CIMB optimistic on FY17, expects stable loan growth

01 Mar 2017 / 05:40 H.

    KUALA LUMPUR: CIMB Group Holdings Bhd, which posted a record net profit and revenue for the financial year ended Dec 31, 2016 (FY16), is optimistic on FY17 on the back of sustainable loan growth, continued cost controls and expected improvement in provisions.
    Group chief executive Tengku Datuk Seri Zafrul Aziz said it expects a loan growth of 6%-7% this year, similar to last year’s. Loan growth grew 8.7% last year on the back of Malaysia loans expanding 10.5% year-on-year in FY16. Stripping away the foreign exchange (FX) effect, CIMB’s loan growth was 6.4% in FY16.
    “This year we expect the ringgit to stabilise so there won’t be any FX effect on loan growth. It will be relatively flat year-on-year,” he said at a press conference after announcing its FY16 financial results here yesterday.
    Zafrul said the loan growth for CIMB’s Malaysian business grew ahead of the industry’s in FY16 and it should continue to be in the region of 10% for Malaysia this year, being in a positive correlation with economic growth.
    CIMB will continue to instill cost discipline across all businesses to achieve its T18 target cost-to-income ratio (CIR) of 50% by end-2018. It is targeting a CIR of below 53% in FY17, after CIR improved to 53.9% in FY16 compared with 55.6% in FY15, in line with the improved revenues and strict cost control measures.
    “As long as we continue to grow income faster than cost year-on-year, and we’ve seen that through consecutive years of positive jaws, you’ll see continued improvement in CIR,” he said, adding that it is investing more on digital banking to improve CIR as it improves productivity.

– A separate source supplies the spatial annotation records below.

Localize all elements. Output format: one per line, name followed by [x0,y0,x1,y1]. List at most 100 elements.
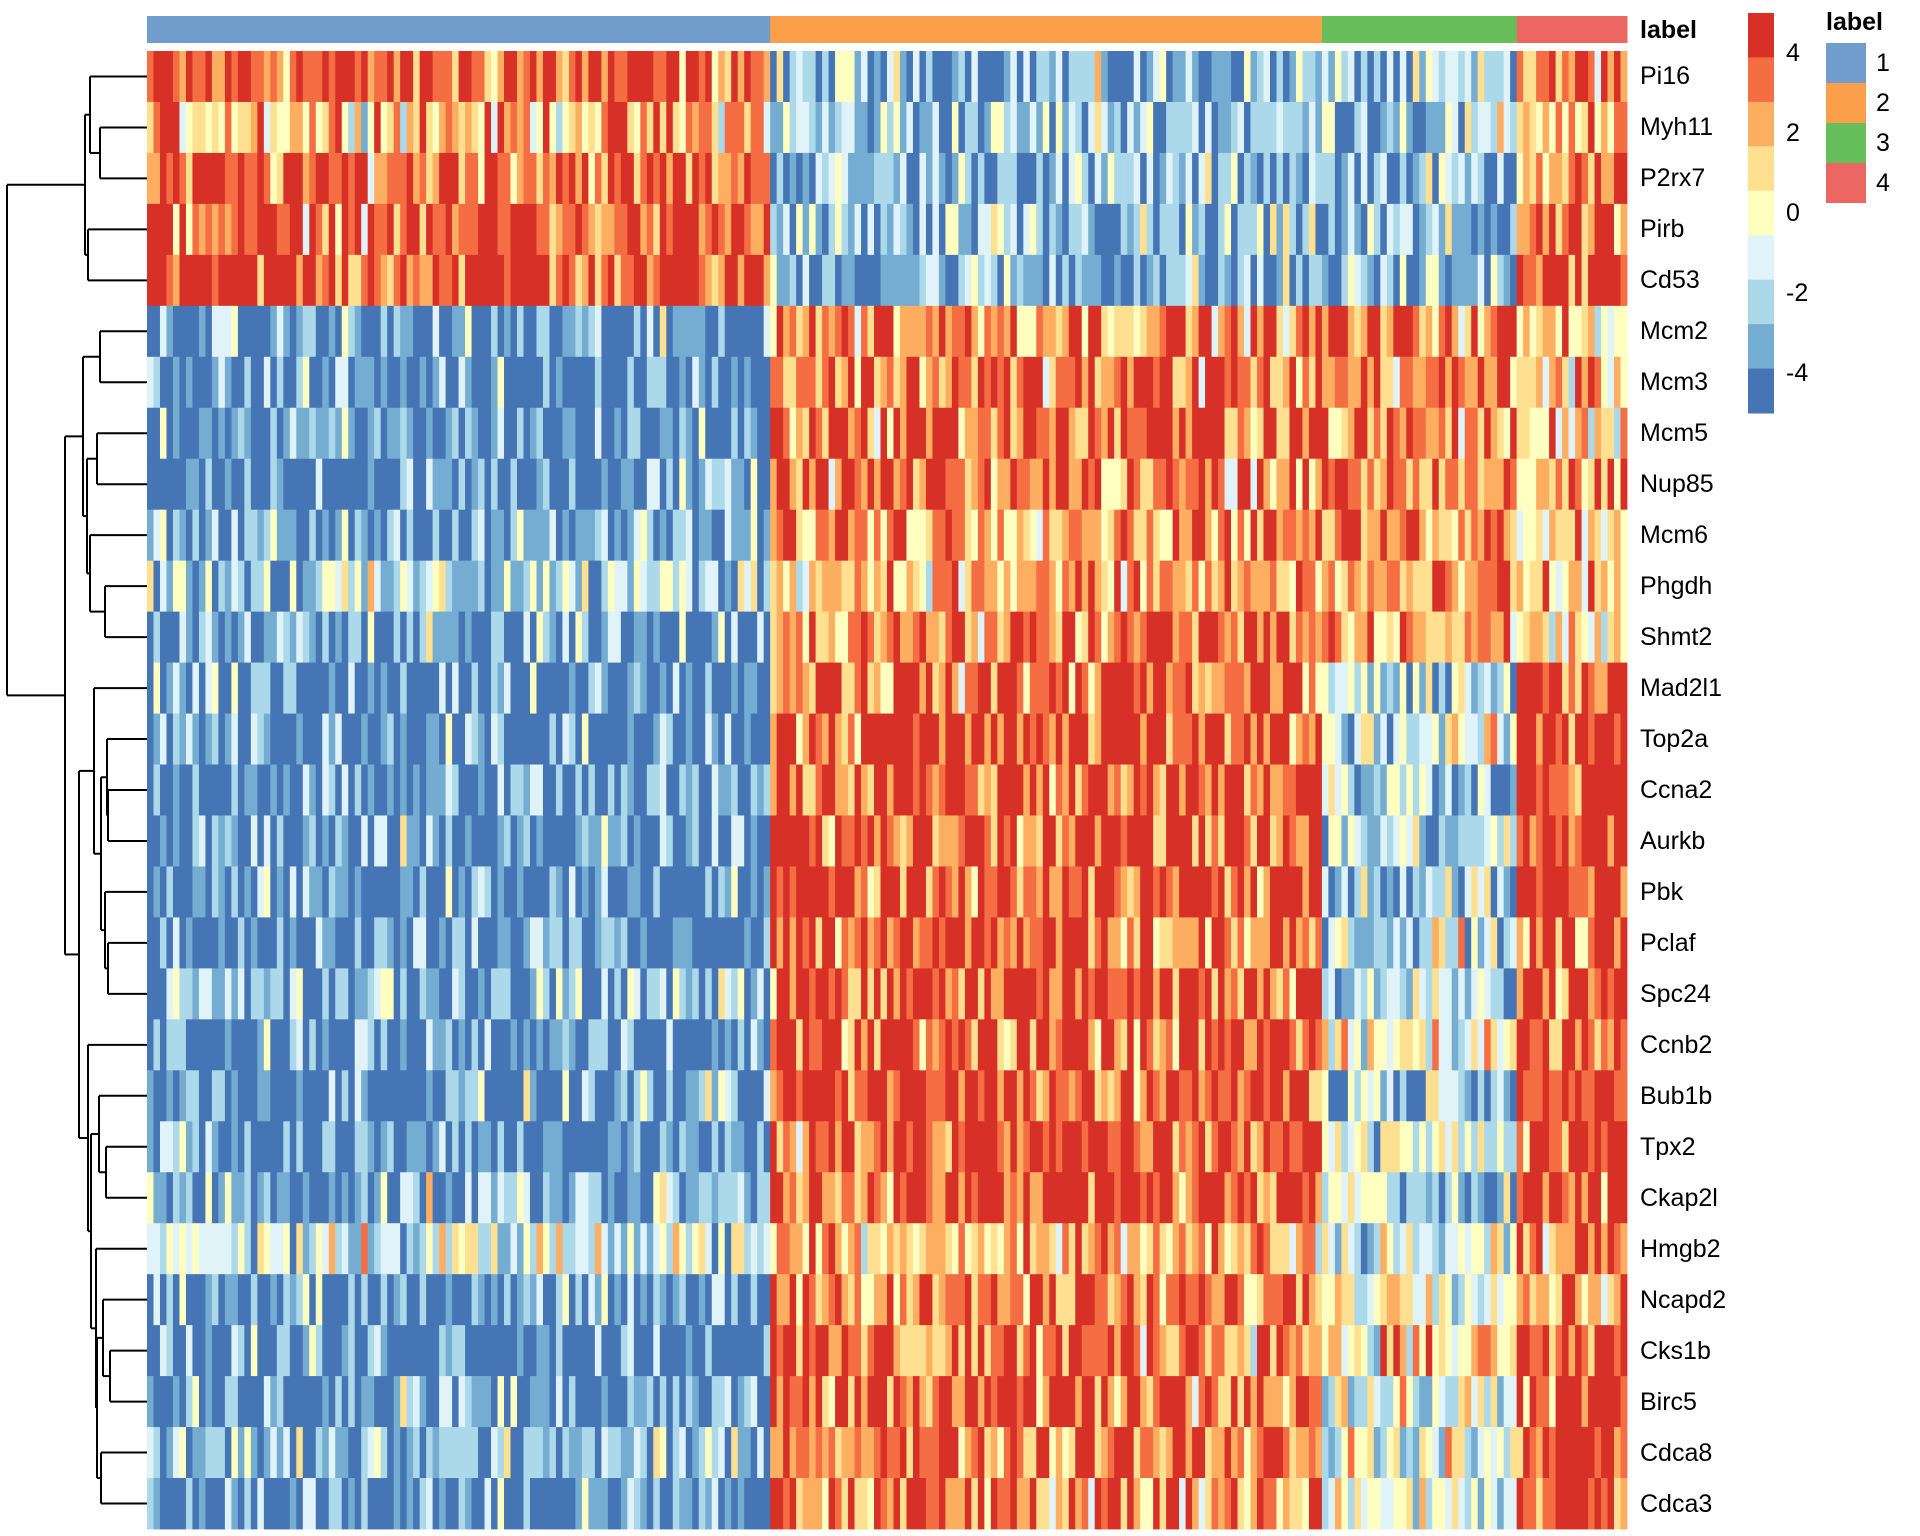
heatmap-cell [1029,611,1037,663]
heatmap-cell [1263,1070,1271,1122]
heatmap-cell [659,407,667,460]
heatmap-cell [1205,764,1212,816]
heatmap-cell [244,560,252,613]
heatmap-cell [744,1070,752,1122]
heatmap-cell [1042,560,1050,613]
heatmap-cell [484,611,492,663]
heatmap-cell [328,1070,336,1122]
heatmap-cell [1075,101,1083,154]
heatmap-cell [198,1070,206,1122]
heatmap-cell [1464,203,1472,256]
heatmap-cell [964,254,972,307]
heatmap-cell [1458,815,1466,867]
heatmap-cell [698,51,706,103]
heatmap-cell [465,713,472,765]
heatmap-cell [1166,101,1174,154]
heatmap-cell [393,203,401,256]
heatmap-cell [1510,968,1518,1020]
heatmap-cell [387,560,395,613]
heatmap-cell [1081,203,1089,256]
heatmap-cell [328,560,336,613]
heatmap-cell [302,509,310,562]
heatmap-cell [406,866,414,918]
heatmap-cell [770,560,778,613]
heatmap-cell [802,356,810,409]
heatmap-cell [1029,407,1037,460]
heatmap-cell [581,152,589,205]
heatmap-cell [1003,713,1011,765]
heatmap-cell [523,866,531,918]
heatmap-cell [192,764,200,816]
heatmap-cell [809,305,816,358]
heatmap-cell [1354,560,1362,613]
heatmap-cell [263,611,271,663]
heatmap-cell [504,152,511,205]
heatmap-cell [510,458,518,511]
heatmap-cell [179,611,187,663]
heatmap-cell [964,815,972,867]
heatmap-cell [237,1019,245,1071]
heatmap-cell [1510,51,1518,103]
heatmap-cell [640,101,648,154]
heatmap-cell [1133,509,1141,562]
heatmap-cell [1360,713,1368,765]
heatmap-cell [166,1070,174,1122]
heatmap-cell [1542,152,1550,205]
heatmap-cell [341,356,349,409]
heatmap-cell [1464,458,1472,511]
heatmap-cell [432,356,440,409]
heatmap-cell [744,458,752,511]
heatmap-cell [848,1019,855,1071]
heatmap-cell [1185,356,1193,409]
heatmap-cell [997,815,1005,867]
heatmap-cell [147,407,154,460]
heatmap-cell [1568,611,1576,663]
heatmap-cell [1484,1019,1492,1071]
heatmap-cell [1484,152,1492,205]
heatmap-cell [166,968,174,1020]
heatmap-cell [529,509,537,562]
heatmap-cell [218,968,226,1020]
heatmap-cell [1594,407,1602,460]
heatmap-cell [789,356,797,409]
heatmap-cell [426,662,434,714]
heatmap-cell [542,51,550,103]
heatmap-cell [185,458,193,511]
heatmap-cell [1231,917,1238,969]
heatmap-cell [1425,458,1433,511]
heatmap-cell [575,1019,583,1071]
heatmap-cell [588,1019,596,1071]
heatmap-cell [809,51,816,103]
heatmap-cell [153,152,161,205]
heatmap-cell [835,968,842,1020]
heatmap-cell [568,458,576,511]
heatmap-cell [971,407,979,460]
heatmap-cell [802,917,810,969]
heatmap-cell [912,713,920,765]
heatmap-cell [1432,866,1440,918]
heatmap-cell [880,152,888,205]
heatmap-cell [211,254,219,307]
heatmap-cell [945,815,953,867]
heatmap-cell [945,203,953,256]
heatmap-cell [893,458,901,511]
heatmap-cell [263,458,271,511]
heatmap-cell [679,764,687,816]
heatmap-cell [770,305,778,358]
heatmap-cell [925,866,933,918]
heatmap-cell [367,1019,375,1071]
heatmap-cell [1425,611,1433,663]
heatmap-cell [705,866,713,918]
heatmap-cell [874,1070,881,1122]
heatmap-cell [1205,101,1212,154]
heatmap-cell [179,458,187,511]
heatmap-cell [549,356,557,409]
heatmap-cell [536,1070,544,1122]
heatmap-cell [1237,51,1245,103]
heatmap-cell [1490,968,1498,1020]
heatmap-cell [997,407,1005,460]
heatmap-cell [1601,458,1608,511]
heatmap-cell [400,509,408,562]
heatmap-cell [1166,458,1174,511]
heatmap-cell [1503,866,1511,918]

    CIMB expects its net interest margin (NIM) to compress by 10bps this year, mostly due to its Indonesian business. CIMB’s NIM was marginally lower at 2.63% for FY16 mainly driven by higher cost of deposits in Malaysia. It is also targeting a return on equity of 9.5% for FY17.
    Zafrul said the bank was tempered by higher provisions in Singapore and Thailand last year. He said Singapore was impacted by the oil and gas sector, while Thailand was impacted by the rice sector.
    “We expect provisions in Thailand and Singapore to be lower than FY16,” said Zafrul, adding that Indonesia’s profitability had grew 500% mainly because of lower provisions.
    Meanwhile, Zafrul updated that CIMB is finalising negotiations with China Galaxy Securities Co Ltd on its 50:50 joint-venture stockbroking business, which is expected to complete by April.
    CIMB saw its Q4 net profit rise 4.7% to RM854.39 million in the fourth quarter ended Dec 31, 2016, from RM825.74 million a year ago from improved net interest income. Its revenue jumped 6.7% to RM4.31 billion compared with RM4.04 billion in the previous year’s corresponding quarter.
    For the full year FY16, its net profit surged 25% to RM3.56 billion from RM2.85 billion in FY15, driven by continued momentum in the consumer franchise. Revenue rose 4.3% to RM16.07 billion compared with RM15.40 billion in FY15.